Well, in the Famicom there's the capacitor C1 (0.47µF), so that should be relatively clean. We don't have a schematic of the top-loader, but I'd assume it's similar? In a front-loader with a confused CIC, I previously measured the amount of time from "5V stabilizes" to "/RESET released"—it's about 1/10th of a second.
Slightly related, would putting a pull down on CIRAM /CE and a resistor between PPU A13 and CIRAM A10 have any undesirable side effects?
As long as the resistor is large enough (≥5kΩ?) , the pulldown is definitely safe.

There might be timing problems with the other resistor, though.

Re: Bevahior of NES/Famicom with no cartridge present

Posted: Mon Oct 03, 2016 4:29 pm
by Jarhmander
1/10th of a second? It's quite slow. The reset button won't cause any problems.

As for the resistor between PPU A13 and CIRAM A10, yeah it bother me too. The thing is, what capacitance can I expect on the PPU address bus? 20pF? 50pF? 100pF?!?

Re: Bevahior of NES/Famicom with no cartridge present

Posted: Thu Dec 08, 2016 1:47 am
by lidnariq
Here's a very simple noodly harmony example. I have tested it on my NES-001.

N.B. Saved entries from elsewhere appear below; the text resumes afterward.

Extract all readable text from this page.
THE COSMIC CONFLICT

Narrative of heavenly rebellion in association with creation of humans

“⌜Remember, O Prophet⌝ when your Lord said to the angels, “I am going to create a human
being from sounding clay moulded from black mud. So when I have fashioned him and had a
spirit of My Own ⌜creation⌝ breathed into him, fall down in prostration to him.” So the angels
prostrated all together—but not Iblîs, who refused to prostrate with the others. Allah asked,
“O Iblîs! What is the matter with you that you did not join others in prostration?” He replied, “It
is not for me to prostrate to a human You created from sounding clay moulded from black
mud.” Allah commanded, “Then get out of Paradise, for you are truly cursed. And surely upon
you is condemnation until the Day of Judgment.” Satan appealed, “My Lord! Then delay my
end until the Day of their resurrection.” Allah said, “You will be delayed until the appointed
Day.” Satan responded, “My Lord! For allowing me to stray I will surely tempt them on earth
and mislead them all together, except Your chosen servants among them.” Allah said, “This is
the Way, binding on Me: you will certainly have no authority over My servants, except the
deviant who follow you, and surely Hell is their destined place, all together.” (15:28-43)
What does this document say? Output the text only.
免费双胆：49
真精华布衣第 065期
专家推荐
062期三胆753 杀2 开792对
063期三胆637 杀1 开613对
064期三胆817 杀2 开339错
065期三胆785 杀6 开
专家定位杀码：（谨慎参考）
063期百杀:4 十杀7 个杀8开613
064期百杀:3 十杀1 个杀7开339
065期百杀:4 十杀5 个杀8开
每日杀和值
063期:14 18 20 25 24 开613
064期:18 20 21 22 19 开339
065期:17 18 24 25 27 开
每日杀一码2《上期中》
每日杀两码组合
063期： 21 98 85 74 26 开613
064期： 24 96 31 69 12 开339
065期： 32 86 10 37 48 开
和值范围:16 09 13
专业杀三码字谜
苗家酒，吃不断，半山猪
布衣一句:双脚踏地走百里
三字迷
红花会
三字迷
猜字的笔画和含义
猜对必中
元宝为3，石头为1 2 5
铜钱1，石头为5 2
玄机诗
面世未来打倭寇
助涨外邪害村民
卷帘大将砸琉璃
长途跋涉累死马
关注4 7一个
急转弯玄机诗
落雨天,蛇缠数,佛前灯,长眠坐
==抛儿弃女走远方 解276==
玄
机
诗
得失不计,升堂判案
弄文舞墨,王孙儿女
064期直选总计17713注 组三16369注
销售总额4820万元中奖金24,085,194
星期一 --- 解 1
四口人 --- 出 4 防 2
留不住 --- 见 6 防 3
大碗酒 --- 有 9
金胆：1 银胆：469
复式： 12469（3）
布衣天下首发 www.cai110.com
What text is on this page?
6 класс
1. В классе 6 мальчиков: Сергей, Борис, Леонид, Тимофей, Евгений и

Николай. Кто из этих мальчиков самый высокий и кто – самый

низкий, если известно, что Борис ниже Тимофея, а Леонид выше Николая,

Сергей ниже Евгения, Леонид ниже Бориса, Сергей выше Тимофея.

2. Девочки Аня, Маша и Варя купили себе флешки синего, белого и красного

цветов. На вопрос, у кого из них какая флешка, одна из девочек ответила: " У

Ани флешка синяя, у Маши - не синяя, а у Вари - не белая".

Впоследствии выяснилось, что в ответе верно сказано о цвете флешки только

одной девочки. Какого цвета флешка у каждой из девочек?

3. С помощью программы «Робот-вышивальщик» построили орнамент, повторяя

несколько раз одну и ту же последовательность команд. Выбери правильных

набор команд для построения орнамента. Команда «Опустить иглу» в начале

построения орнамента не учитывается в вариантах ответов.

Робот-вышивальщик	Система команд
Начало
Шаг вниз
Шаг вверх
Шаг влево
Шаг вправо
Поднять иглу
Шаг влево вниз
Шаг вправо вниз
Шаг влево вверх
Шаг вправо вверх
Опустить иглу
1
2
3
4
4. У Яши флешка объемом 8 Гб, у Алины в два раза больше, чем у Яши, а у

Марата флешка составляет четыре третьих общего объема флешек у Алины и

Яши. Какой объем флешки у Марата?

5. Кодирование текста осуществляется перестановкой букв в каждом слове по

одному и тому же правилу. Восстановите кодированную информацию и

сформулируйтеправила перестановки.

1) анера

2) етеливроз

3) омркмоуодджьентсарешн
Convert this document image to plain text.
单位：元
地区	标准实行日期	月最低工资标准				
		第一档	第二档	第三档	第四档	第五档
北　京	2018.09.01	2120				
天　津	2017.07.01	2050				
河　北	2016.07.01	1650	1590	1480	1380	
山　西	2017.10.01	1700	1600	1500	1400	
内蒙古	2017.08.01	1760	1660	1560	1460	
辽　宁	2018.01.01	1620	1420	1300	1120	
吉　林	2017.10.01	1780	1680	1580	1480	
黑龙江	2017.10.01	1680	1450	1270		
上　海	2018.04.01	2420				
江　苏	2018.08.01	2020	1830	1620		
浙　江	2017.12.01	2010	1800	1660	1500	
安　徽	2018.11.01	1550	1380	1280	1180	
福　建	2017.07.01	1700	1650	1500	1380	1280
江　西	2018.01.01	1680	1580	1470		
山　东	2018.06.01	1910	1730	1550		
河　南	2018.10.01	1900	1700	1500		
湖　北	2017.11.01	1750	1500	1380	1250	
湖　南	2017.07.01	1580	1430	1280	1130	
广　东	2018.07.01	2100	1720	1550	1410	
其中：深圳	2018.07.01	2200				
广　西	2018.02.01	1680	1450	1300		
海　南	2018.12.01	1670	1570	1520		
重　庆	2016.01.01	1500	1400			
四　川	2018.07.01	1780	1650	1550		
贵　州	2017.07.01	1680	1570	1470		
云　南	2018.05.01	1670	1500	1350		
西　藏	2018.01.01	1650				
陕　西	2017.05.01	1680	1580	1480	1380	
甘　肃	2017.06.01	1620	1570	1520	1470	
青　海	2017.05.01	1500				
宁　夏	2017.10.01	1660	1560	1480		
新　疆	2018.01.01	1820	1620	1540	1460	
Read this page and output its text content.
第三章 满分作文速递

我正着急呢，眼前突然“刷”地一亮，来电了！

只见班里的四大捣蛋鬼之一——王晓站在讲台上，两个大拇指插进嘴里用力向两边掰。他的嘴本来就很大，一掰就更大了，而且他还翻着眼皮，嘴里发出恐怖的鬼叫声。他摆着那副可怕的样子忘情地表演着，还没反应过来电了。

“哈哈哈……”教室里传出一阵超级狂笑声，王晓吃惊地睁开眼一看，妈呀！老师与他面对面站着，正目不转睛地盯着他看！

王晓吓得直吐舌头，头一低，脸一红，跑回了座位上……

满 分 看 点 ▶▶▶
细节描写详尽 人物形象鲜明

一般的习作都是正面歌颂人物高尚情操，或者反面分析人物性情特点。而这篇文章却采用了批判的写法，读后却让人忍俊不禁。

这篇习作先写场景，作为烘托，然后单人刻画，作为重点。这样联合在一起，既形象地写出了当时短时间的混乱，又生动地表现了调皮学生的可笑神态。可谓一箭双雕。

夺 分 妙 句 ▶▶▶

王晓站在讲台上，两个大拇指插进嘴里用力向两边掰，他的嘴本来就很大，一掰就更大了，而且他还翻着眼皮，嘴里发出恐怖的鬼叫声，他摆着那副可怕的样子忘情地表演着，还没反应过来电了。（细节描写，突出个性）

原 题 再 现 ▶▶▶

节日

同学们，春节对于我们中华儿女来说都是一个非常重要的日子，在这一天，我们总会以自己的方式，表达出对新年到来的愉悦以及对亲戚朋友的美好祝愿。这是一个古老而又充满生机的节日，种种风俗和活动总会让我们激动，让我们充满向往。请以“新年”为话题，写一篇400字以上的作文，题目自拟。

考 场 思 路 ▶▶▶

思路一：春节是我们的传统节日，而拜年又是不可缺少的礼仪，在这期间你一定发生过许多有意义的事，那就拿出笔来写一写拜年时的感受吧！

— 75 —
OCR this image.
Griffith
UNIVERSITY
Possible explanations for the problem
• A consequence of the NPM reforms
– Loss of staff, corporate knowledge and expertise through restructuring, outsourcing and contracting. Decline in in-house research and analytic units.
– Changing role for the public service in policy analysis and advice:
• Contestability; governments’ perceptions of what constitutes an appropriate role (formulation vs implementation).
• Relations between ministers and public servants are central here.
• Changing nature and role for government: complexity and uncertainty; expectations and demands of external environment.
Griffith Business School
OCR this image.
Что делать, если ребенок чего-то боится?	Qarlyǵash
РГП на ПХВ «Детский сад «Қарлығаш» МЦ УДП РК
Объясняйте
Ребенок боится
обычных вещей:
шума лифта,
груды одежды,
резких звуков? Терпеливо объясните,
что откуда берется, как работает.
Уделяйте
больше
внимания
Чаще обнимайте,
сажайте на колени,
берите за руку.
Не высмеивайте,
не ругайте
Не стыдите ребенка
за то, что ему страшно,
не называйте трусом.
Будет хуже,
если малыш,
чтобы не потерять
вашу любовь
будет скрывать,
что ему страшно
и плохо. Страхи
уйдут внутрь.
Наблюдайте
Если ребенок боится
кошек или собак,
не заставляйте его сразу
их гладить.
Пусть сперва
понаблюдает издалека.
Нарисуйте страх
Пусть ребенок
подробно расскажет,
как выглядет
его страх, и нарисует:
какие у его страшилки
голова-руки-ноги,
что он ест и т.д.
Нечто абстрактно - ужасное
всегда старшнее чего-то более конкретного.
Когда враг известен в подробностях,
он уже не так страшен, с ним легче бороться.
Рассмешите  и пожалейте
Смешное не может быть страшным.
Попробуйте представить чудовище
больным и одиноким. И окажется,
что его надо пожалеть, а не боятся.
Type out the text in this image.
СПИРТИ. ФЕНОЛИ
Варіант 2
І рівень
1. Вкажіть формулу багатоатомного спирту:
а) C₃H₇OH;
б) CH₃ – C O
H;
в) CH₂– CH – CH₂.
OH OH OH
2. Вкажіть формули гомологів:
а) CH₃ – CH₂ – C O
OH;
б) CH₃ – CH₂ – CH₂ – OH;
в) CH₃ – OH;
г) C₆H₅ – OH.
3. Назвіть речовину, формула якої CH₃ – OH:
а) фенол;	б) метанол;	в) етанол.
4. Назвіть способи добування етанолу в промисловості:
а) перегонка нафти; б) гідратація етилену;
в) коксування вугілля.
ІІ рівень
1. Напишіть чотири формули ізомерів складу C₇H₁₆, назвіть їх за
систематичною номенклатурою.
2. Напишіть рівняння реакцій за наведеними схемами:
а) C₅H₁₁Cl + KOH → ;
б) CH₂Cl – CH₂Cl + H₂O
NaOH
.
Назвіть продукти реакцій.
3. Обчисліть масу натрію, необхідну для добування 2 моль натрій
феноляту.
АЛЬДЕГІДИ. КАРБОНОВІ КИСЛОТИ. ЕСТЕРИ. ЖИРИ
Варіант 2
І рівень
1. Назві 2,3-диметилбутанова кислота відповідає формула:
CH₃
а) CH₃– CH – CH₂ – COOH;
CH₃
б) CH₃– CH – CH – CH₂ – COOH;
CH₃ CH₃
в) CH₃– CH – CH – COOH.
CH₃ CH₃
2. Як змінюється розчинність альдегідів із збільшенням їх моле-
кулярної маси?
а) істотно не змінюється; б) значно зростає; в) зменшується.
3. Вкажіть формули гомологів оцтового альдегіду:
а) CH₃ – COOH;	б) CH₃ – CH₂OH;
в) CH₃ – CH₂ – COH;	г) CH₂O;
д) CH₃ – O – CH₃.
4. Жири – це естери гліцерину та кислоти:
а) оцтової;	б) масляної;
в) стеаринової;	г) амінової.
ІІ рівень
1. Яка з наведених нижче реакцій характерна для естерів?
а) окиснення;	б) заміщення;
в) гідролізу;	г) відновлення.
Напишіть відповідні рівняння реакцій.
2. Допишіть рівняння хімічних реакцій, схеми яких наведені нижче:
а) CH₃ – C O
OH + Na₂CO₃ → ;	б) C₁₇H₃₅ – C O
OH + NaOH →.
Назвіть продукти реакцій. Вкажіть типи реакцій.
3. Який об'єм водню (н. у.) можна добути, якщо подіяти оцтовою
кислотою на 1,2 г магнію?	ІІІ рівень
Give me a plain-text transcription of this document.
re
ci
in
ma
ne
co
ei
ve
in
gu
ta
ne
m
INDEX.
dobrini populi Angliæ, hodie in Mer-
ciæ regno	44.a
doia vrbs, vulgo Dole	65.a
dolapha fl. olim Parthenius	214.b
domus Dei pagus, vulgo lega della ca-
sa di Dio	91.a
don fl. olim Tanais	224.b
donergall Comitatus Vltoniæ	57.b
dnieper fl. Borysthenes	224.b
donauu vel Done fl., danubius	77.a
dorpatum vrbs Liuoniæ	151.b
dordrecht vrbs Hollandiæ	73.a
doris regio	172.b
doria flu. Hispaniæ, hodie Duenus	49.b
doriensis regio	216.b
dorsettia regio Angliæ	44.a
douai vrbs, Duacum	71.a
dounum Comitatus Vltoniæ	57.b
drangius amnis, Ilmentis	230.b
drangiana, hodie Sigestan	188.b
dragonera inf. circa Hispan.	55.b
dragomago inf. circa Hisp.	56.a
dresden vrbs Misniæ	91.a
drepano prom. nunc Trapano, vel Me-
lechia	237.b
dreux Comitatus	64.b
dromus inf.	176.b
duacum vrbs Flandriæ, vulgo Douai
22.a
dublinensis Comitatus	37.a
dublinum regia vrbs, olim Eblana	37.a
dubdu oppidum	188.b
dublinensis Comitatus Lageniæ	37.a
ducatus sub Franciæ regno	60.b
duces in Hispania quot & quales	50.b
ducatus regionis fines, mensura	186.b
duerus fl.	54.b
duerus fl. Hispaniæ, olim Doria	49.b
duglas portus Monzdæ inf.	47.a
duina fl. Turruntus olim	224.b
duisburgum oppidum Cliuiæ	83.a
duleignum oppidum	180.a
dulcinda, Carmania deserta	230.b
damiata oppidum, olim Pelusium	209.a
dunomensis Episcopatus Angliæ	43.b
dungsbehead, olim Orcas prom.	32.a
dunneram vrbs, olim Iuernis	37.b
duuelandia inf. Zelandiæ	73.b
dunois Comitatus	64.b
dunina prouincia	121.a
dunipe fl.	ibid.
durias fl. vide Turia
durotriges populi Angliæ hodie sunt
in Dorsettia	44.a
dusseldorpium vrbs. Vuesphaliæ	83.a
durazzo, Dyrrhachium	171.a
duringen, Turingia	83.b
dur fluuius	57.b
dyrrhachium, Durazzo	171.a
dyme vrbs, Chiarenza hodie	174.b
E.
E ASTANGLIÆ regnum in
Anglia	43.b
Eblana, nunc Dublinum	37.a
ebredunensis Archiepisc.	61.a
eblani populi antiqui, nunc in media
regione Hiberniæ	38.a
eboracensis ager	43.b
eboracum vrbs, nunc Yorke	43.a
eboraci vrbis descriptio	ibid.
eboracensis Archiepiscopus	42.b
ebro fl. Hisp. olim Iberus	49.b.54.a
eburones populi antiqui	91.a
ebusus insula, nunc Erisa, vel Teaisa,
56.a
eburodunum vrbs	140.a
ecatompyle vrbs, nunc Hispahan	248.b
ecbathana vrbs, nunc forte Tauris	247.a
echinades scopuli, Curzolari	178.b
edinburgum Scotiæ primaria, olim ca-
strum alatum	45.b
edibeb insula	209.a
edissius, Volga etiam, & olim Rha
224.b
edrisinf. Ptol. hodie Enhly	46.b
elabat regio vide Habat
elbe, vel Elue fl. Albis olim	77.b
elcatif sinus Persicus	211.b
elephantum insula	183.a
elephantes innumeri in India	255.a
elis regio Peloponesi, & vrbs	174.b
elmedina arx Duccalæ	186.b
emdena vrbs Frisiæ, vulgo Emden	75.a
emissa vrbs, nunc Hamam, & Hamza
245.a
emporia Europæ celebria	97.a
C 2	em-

It will only work correctly on a front-loader with a functioning CIC! On each warm boot it advances the song pointer, so it plays one chord until the next time the CIC reboots the 2A03. (On a famicom, toploader, or frontloader with a disabled CIC, you can advance it by hand by pressing the reset button)

It completely ignores the PPU. It's ready to go (i.e. for you to pull the cartridge and watch what happens when there's no ROM attached) after it plays the high-low pair of tones.

You have to pull the cartridge for it do anything. (You probably want to hold reset while you're doing so). Otherwise it'll just copy the same 2 KiB from ROM to RAM every time it boots.

Source is included. Released to public domain/under WTFPL/CC0 as necessary.